Через неделю её перевели в обычную палату. Через месяц — в реабилитацию. Через три — она уже ругалась, что я «не так ведро вынес» и «почему опять посуда в раковине, сколько можно».
Иногда, когда она особенно разгоралась, я ловил себя на том, что улыбаюсь.
— Чего лыбишься? — подозрительно спрашивала мама.
— Ничего, — отмахивался я. — Просто рад слышать, как ты мне нервы портишь.
Однажды, возвращаясь от неё домой, я прошёл мимо ворот больницы и специально стал искать глазами знакомую фигуру в платке. Не было. Ни на лавочке, ни у входа, ни у ворот. Несколько дней подряд я заходил туда — так, «случайно». Старухи не было.
Спустя ещё неделю я увидел её совсем в другом месте — на рынке, в очереди за картошкой. Та же авоська, тот же платок.
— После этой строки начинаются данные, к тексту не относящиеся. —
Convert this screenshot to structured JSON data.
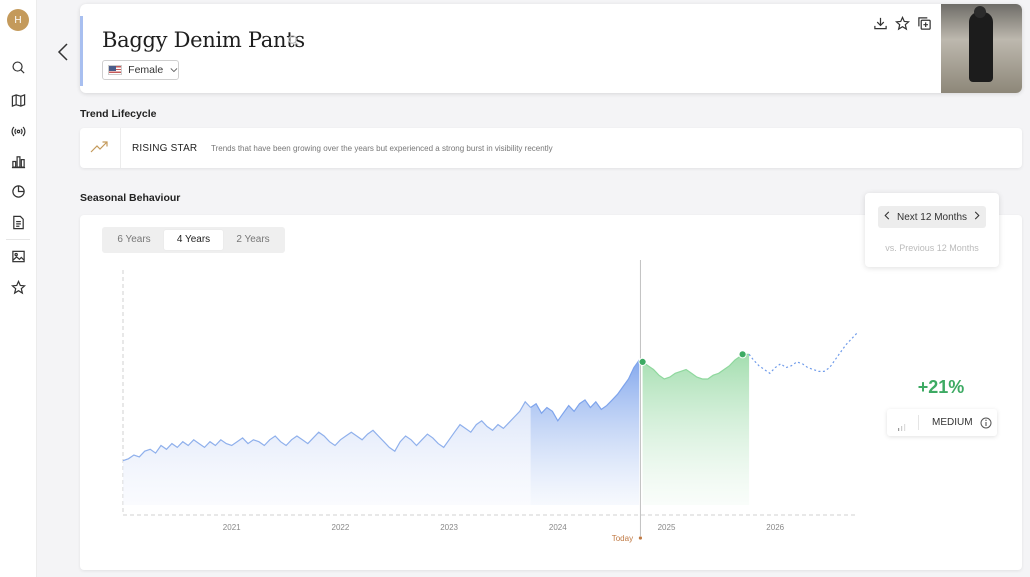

Она выбирала морковь, споря с продавщицей.
— Здравствуйте, — сказал я, подойдя ближе.
Она обернулась, прищурилась, будто пытаясь вспомнить.
— Ну, здравствуй, — кивнула. — Узнаю. Ты тот, который думал, что всё кончено.
— Не кончено, — сказал я. — Она… лучше. Говорит, ругается. Врачи удивляются.
— А ты? — прицельно спросила она. — Ты удивляешься?
Я задумался.
— Уже меньше, — ответил честно. — Как будто… так и должно было быть.
— Так и должно, — удовлетворённо кивнула она. — Ты тогда хорошо чашу наполнил. Всё, что надо. Остальное — не наше.
Я полез в карман.
— Я хотел вам… — начал было, но она подняла руку.
— Не надо, — отрезала. — С тебя — достаточно. Девочка твоя ещё вырастет, внуков дождёшься. Вот с них пусть расплата будет — добротой. И врачей слушайте. Меня — поменьше.
Она развернулась, подцепила свою авоську и пошла прочь, растворяясь в толпе. Я смотрел ей вслед и думал о том, что до этой встречи тоже считал гадалок шарлатанками. Может, большинство так и есть.
Но иногда какой‑то странный человек в платке оказывается не столько «провидцем», сколько тем самым переводчиком, который в нужный момент превращает твоё бессвязное рыдание у больницы в простую, понятную просьбу к жизни: «Останься. Пожалуйста».
Иногда этого оказывается достаточно, чтобы всё немного, но всё‑таки повернулось.